Darum geht’s: Der Filmemacher Alexander J. Seiler beobachtet die Einreise italienischer Gastarbeiter:innen in die Schweiz. Er begleitet sie danach durch ihren Alltag und gibt ihnen – die damals noch relativ neue Methode des «direct cinema» anwendend – auch selber das Wort.

Sehenswert weil: In der Schweiz der 1960er-Jahre war vieles anders als heute (und einiges erstaunlicherweise ganz ähnlich). Die Wirtschaft boomte, doch es fehlte an Arbeitskräften. Man holte diese aus dem Ausland: Männer, manchmal auch Frauen, vorwiegend aus dem Süden Italiens, wo es an Verdienstmöglichkeiten mangelte. Gekommen sind allerdings, wie Max Frisch das 1965 treffend formulierte, nicht «Arbeitskräfte», sondern «Menschen». Alexander J Seiler hat ihnen mit seinem Film Namen, Gesichter und eine Stimme gegeben und die pensioniert in ihre Heimat Zurückgekehrten 2002 erneut vor die Kamera gebeten. Dieser Film heisst: «Il vento di settembre».

2. «La bonne conduite» (1999)

© JMH

Darum geht’s: Ein Film über eine Fahrschule, in dessen Fokus fünf Lehrer:innen-Schüler:innen-Paare unterschiedlicher Nationalität stehen. Jean-Stephane Bron hat sich zu ihnen ins Auto gesetzt und dabei Erstaunliches erfahren. Etwa, dass eine mehrfach durch die Fahrprüfung gerasselte Schweizerin neben ihrem buddhistischen Fahrlehrer zur inneren Harmonie findet und der afghanische Migrant der Fahrlehrerin während der Stunde alle seine Sorgen anvertraut.

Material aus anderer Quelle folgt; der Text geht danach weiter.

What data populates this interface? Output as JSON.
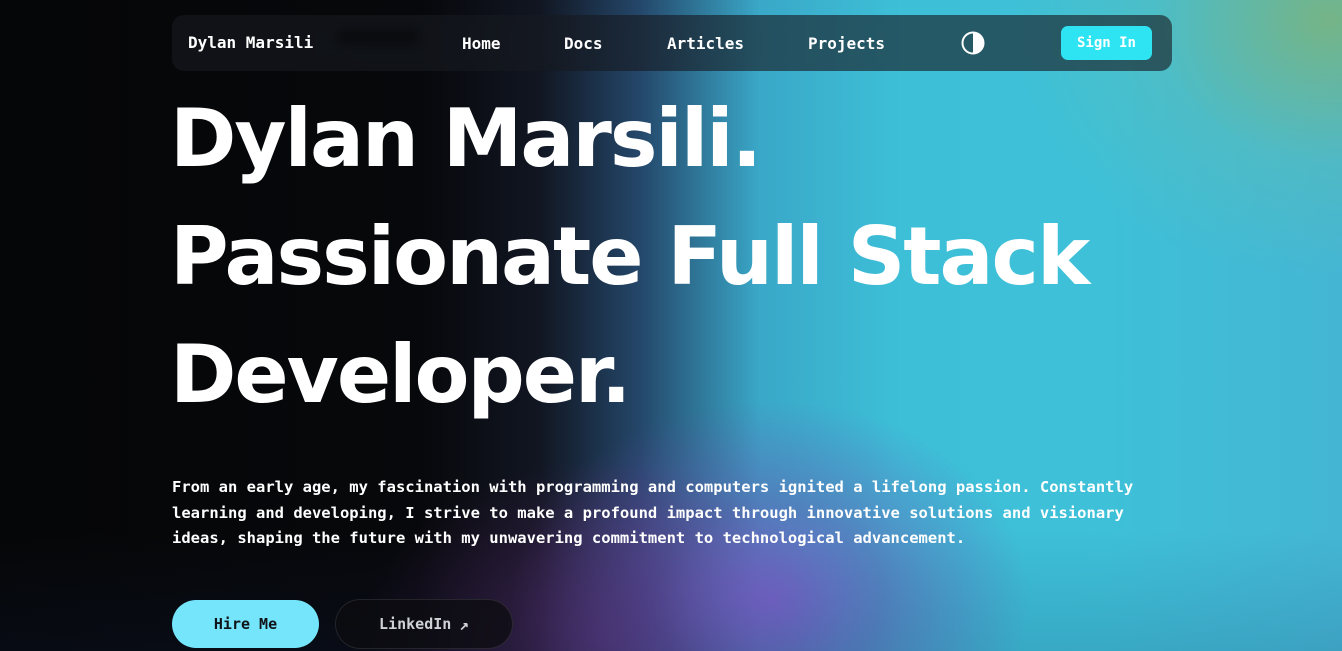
{
  "nav": {
    "brand": "Dylan Marsili",
    "links": [
      {
        "label": "Home"
      },
      {
        "label": "Docs"
      },
      {
        "label": "Articles"
      },
      {
        "label": "Projects"
      }
    ],
    "theme_toggle_icon": "contrast-icon",
    "signin_label": "Sign In",
    "signin_color": "#2ee4f3"
  },
  "hero": {
    "headline": [
      "Dylan Marsili.",
      "Passionate Full Stack",
      "Developer."
    ],
    "intro_lines": [
      "From an early age, my fascination with programming and computers ignited a lifelong passion. Constantly",
      "learning and developing, I strive to make a profound impact through innovative solutions and visionary",
      "ideas, shaping the future with my unwavering commitment to technological advancement."
    ],
    "primary_cta": "Hire Me",
    "secondary_cta": "LinkedIn",
    "secondary_cta_icon": "external-arrow-icon",
    "accent_color": "#74e5fb"
  }
}
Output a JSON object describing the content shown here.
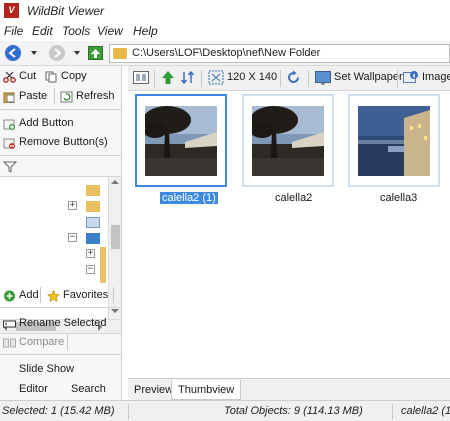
{
  "window": {
    "title": "WildBit Viewer",
    "logo_text": "V"
  },
  "menu": [
    "File",
    "Edit",
    "Tools",
    "View",
    "Help"
  ],
  "address": {
    "path": "C:\\Users\\LOF\\Desktop\\nef\\New Folder"
  },
  "left_panel": {
    "cut": "Cut",
    "copy": "Copy",
    "paste": "Paste",
    "refresh": "Refresh",
    "add_button": "Add Button",
    "remove_buttons": "Remove Button(s)",
    "add": "Add",
    "favorites": "Favorites",
    "rename_selected": "Rename Selected",
    "compare": "Compare",
    "slide_show": "Slide Show",
    "editor": "Editor",
    "search": "Search"
  },
  "toolbar": {
    "size_label": "120 X 140",
    "set_wallpaper": "Set Wallpaper",
    "image_info": "Image I"
  },
  "thumbnails": [
    {
      "label": "calella2 (1)",
      "selected": true
    },
    {
      "label": "calella2",
      "selected": false
    },
    {
      "label": "calella3",
      "selected": false
    }
  ],
  "tabs": [
    "Preview",
    "Thumbview"
  ],
  "active_tab": "Thumbview",
  "status": {
    "selected": "Selected: 1 (15.42 MB)",
    "total": "Total Objects: 9 (114.13 MB)",
    "current": "calella2 (1"
  },
  "colors": {
    "accent": "#3c8ae0",
    "logo": "#b3261e",
    "folder": "#e8b84a"
  }
}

Sehenswert weil: Jean-Stéphane-Brons kurzweiliger Dokumentarfilm punktet bereits mit seinem einmalig pointierten Originaltitel. Abgesehen davon bringt die lockere Art, in der Bron vom Autorücksitz aus Fragen stellt, vieles an den Tag, was in einem Face-to-Face-Interview kaum derart direkt formuliert würde. Und man erfährt: Eigentlich können alle miteinander. Selbst der Waadtländer, der seinen indischen Fahrschüler mit rassistischen Sprüchen eindeckt, gibt an, diesen zu mögen.

3. «La forteresse» (2008) | «Vol spécial» (2011) | «L’abri» (2014)

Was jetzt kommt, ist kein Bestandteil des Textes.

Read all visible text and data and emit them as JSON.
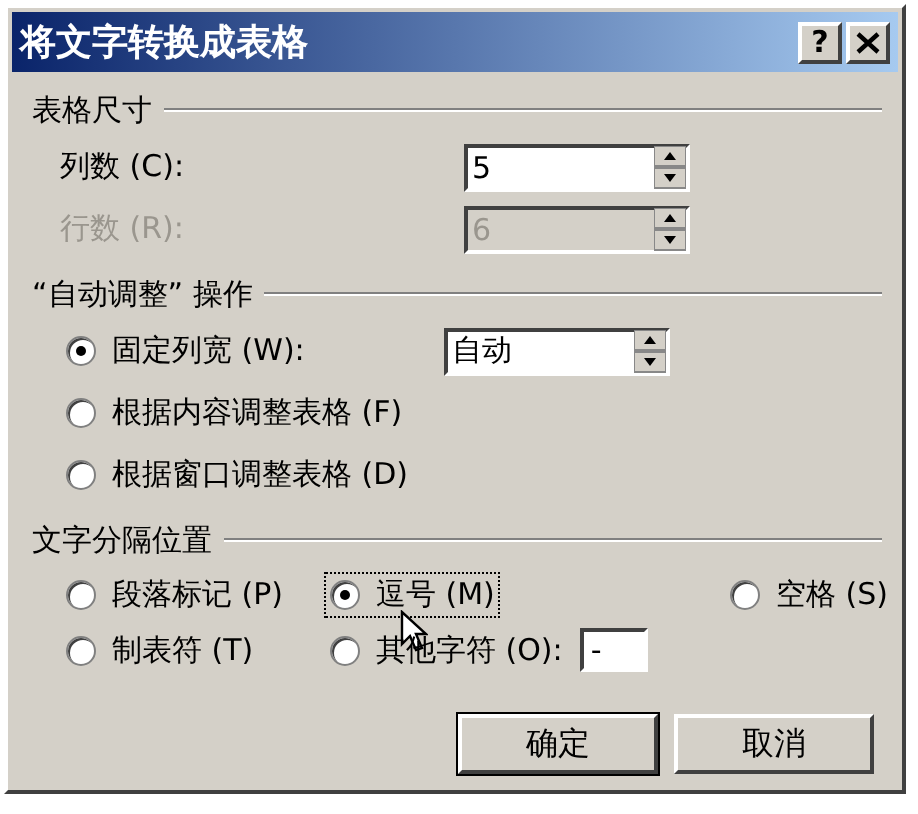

Darum geht’s: Der Westschweizer Fernand Melgar hat von 2008-2014 drei Dokumentarfilme um Institutionen realisiert, in denen (auch) Personen mit Migrationshintergrund verkehren. «La forteresse» spielt in einem Empfangszentrum in Vallorbe und zeigt Asylbewerber, die einen Antrag auf Aufnahme als Flüchtling gestellt haben. «Vol spéciale» spielt in der Genfer Haftanstalt Frambois und erzählt von Sans Papiers, die auf ihre Abschiebung warten. «L’abri» spielt in einer Notschlafstelle in Lausanne, deren Angestellte jeden Abend entscheiden müssen, wem sie für eine Nacht Unterschlupf gewähren

Sehenswert weil: Fernand Melgars Trilogie kommt nüchtern daher, zielt aber direkt auf die Brennpunkte der Schweizer Asyl-, Migrations- und Sozialpolitik. Die drei Filme stehen in einer humanistischen Tradition. Wie schon in Seilers «Siamo italiani» verhelfen die Filme Menschen zu einer Stimme, die in der Gesellschaft, in der sie sich befinden, keine haben. Man kann Melgars fesselnde Filme auch als mutige politische Manifeste lesen.

Schaue «La forteresse»

Schaue «Vol spécial»

Schaue «L’abri»

4. «Neuland» (2014)

Darum geht’s: Die Protagonist:innen kommen aus Afghanistan, Kamerun, Serbien, Venezuela und vielen anderen Ländern. Sie sind jung und haben eine oft lange und traumatische Odyssee hinter sich. Nun aber sitzen sie zusammen in einer Stadt Basler Integrationsklasse, wo sie binnen zweier Jahre die Sprache und Kultur der Schweiz kennenlernen sollen. Der Lehrer Christian Zingg weist ihnen dabei den Weg und gibt dabei sein Bestes, ihnen den Einstieg in das Berufsleben und die Gesellschaft zu ermöglichen. Das ist allerdings nicht immer einfach.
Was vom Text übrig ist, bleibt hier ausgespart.